In a recent column in The Kansas City Star, Sen. Pat Roberts, Gov. Sam Brownback and, by implication, I were accused of objecting to the transferring of terrorist detainees currently housed at Guantánamo Bay to Fort Leavenworth, Kan., because we oppose having these dangerous men in our state. The column, by Mary Sanchez (Aug. 28), suggested our opposition to closing Guantánamo Bay and transferring terrorists from the facility is simply a case of asserting Not-in-My-Backyard. This is only partly right.
While we certainly object to these terrorists coming to Kansas, we just as strenuously object to moving them to South Carolina, Colorado, or anywhere else. They should stay right where they are. The detention facility at Guantánamo is the right place for them from both a security and legal perspective.
Created specifically to house the world’s most dangerous terrorists, the detention facility at Guantánamo Bay is designed to keep both American personnel and the detainees safe and secure. No one has ever escaped from Guantánamo Bay. It is by far the most secure detention facility in the world.
In fact, each of us has traveled to the facility and seen first-hand the important work being accomplished there every day. From the cells to the courthouse, every aspect of the facility is carefully thought out to handle these hardened terrorists.
The military tribunals currently underway at Guantánamo Bay create a clear legal process, as affirmed by the U.S. Supreme Court in Hamdi v.
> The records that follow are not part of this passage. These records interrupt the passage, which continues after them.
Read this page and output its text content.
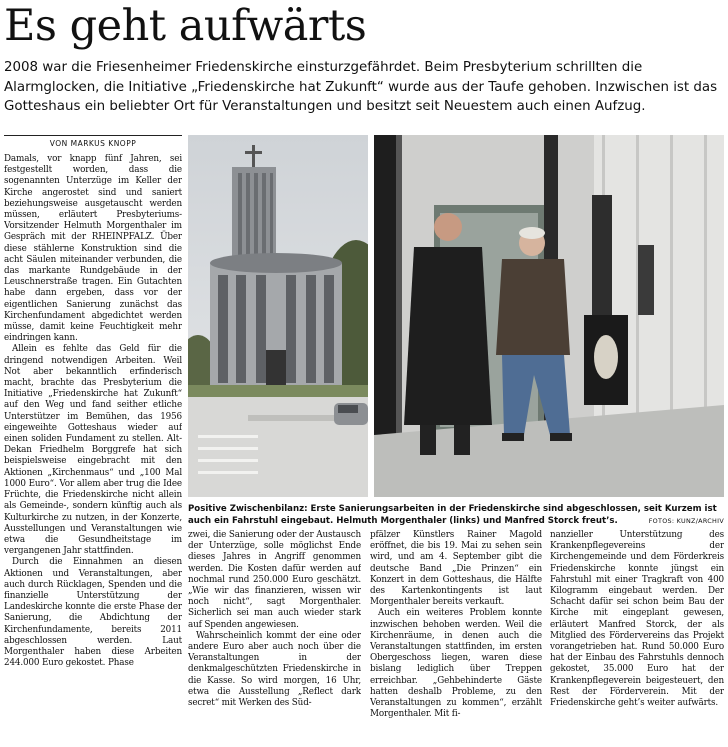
Es geht aufwärts

2008 war die Friesenheimer Friedenskirche einsturzgefährdet. Beim Presbyterium schrillten die Alarmglocken, die Initiative „Friedenskirche hat Zukunft“ wurde aus der Taufe gehoben. Inzwischen ist das Gotteshaus ein beliebter Ort für Veranstaltungen und besitzt seit Neuestem auch einen Aufzug.

VON MARKUS KNOPP

Damals, vor knapp fünf Jahren, sei festgestellt worden, dass die sogenannten Unterzüge im Keller der Kirche angerostet sind und saniert beziehungsweise ausgetauscht werden müssen, erläutert Presbyteriums-Vorsitzender Helmuth Morgenthaler im Gespräch mit der RHEINPFALZ. Über diese stählerne Konstruktion sind die acht Säulen miteinander verbunden, die das markante Rundgebäude in der Leuschnerstraße tragen. Ein Gutachten habe dann ergeben, dass vor der eigentlichen Sanierung zunächst das Kirchenfundament abgedichtet werden müsse, damit keine Feuchtigkeit mehr eindringen kann.

Allein es fehlte das Geld für die dringend notwendigen Arbeiten. Weil Not aber bekanntlich erfinderisch macht, brachte das Presbyterium die Initiative „Friedenskirche hat Zukunft“ auf den Weg und fand seither etliche Unterstützer im Bemühen, das 1956 eingeweihte Gotteshaus wieder auf einen soliden Fundament zu stellen. Alt-Dekan Friedhelm Borggrefe hat sich beispielsweise eingebracht mit den Aktionen „Kirchenmaus“ und „100 Mal 1000 Euro“. Vor allem aber trug die Idee Früchte, die Friedenskirche nicht allein als Gemeinde-, sondern künftig auch als Kulturkirche zu nutzen, in der Konzerte, Ausstellungen und Veranstaltungen wie etwa die Gesundheitstage im vergangenen Jahr stattfinden.

Durch die Einnahmen an diesen Aktionen und Veranstaltungen, aber auch durch Rücklagen, Spenden und die finanzielle Unterstützung der Landeskirche konnte die erste Phase der Sanierung, die Abdichtung der Kirchenfundamente, bereits 2011 abgeschlossen werden. Laut Morgenthaler haben diese Arbeiten 244.000 Euro gekostet. Phase

Positive Zwischenbilanz: Erste Sanierungsarbeiten in der Friedenskirche sind abgeschlossen, seit Kurzem ist auch ein Fahrstuhl eingebaut. Helmuth Morgenthaler (links) und Manfred Storck freut’s.	FOTOS: KUNZ/ARCHIV

zwei, die Sanierung oder der Austausch der Unterzüge, solle möglichst Ende dieses Jahres in Angriff genommen werden. Die Kosten dafür werden auf nochmal rund 250.000 Euro geschätzt. „Wie wir das finanzieren, wissen wir noch nicht“, sagt Morgenthaler. Sicherlich sei man auch wieder stark auf Spenden angewiesen.

Wahrscheinlich kommt der eine oder andere Euro aber auch noch über die Veranstaltungen in der denkmalgeschützten Friedenskirche in die Kasse. So wird morgen, 16 Uhr, etwa die Ausstellung „Reflect dark secret“ mit Werken des Süd-

pfälzer Künstlers Rainer Magold eröffnet, die bis 19. Mai zu sehen sein wird, und am 4. September gibt die deutsche Band „Die Prinzen“ ein Konzert in dem Gotteshaus, die Hälfte des Kartenkontingents ist laut Morgenthaler bereits verkauft.

Auch ein weiteres Problem konnte inzwischen behoben werden. Weil die Kirchenräume, in denen auch die Veranstaltungen stattfinden, im ersten Obergeschoss liegen, waren diese bislang lediglich über Treppen erreichbar. „Gehbehinderte Gäste hatten deshalb Probleme, zu den Veranstaltungen zu kommen“, erzählt Morgenthaler. Mit fi-

nanzieller Unterstützung des Krankenpflegevereins der Kirchengemeinde und dem Förderkreis Friedenskirche konnte jüngst ein Fahrstuhl mit einer Tragkraft von 400 Kilogramm eingebaut werden. Der Schacht dafür sei schon beim Bau der Kirche mit eingeplant gewesen, erläutert Manfred Storck, der als Mitglied des Fördervereins das Projekt vorangetrieben hat. Rund 50.000 Euro hat der Einbau des Fahrstuhls dennoch gekostet, 35.000 Euro hat der Krankenpflegeverein beigesteuert, den Rest der Förderverein. Mit der Friedenskirche geht’s weiter aufwärts.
Rumsfeld, for adjudicating the cases of these terrorists, when possible. Those efforts would be severely undercut by moving the detainees to the United States. Once these detainees hit U.S. soil, every progressive lawyer in America will file a habeas petition asserting these men have “all the rights of U.S. citizens” and seek to enforce them. Some of them will be “sprung” despite the fact that they are enemy combatants held properly under the Laws of War.
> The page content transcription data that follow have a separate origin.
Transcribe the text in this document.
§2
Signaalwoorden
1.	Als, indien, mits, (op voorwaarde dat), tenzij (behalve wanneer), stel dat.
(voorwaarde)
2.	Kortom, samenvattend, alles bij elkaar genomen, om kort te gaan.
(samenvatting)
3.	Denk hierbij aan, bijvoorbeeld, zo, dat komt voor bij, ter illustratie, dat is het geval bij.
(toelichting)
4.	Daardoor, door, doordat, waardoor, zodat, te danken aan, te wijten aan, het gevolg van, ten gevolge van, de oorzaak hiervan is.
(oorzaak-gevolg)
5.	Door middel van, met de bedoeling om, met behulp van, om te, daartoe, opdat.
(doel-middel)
And we have to remember who these terrorists are. Former — and subsequently released — detainees include Mullah Raouf Khadim, who led a group of fighters loyal to the Islamic State. Another example is Abu Sufian bin Qumu, who was one of the leaders of the attack that killed four Americans in Benghazi, Libya, on Sept. 11, 2012.
The ones left at Guantánamo Bay are even worse. They are not irrelevant old men, as so often purported in the media. They are key figures in a radical jihadist movement committed to the murder of Americans and our allies. Current detainees include men like Khalid Sheikh Mohammed, who masterminded the 9/11 bombings; Ridouan Isomuddin, who killed 200 people in the 2002 Bali bombings, and Abd al-Rahim al-Nashiri, who was a key aide to Osama bin Laden and plotted to attack a military base on Gibraltar.
If able to gain their freedom, there is no evidence that these and other detainees wouldn’t quickly return to the battlefield looking to do harm to our soldiers, our citizens and our way of life. Indeed, among the most recent releases — the Qatar 5, who were swapped for Sgt. Bowe Bergdahl — are already back in the terror game, despite the fact they remain in “detention” in Qatar. Do we want the same terror propagation occurring from our shores?
This is not about a Not-In-My-Backyard mentality; it is about keeping Americans, and the rest of the world, safe. We don’t want them in anyone’s backyard beyond the legal confines in which they now reside.
Mike Pompeo of Wichita is a Republican U.S. representative from the 4th District of Kansas.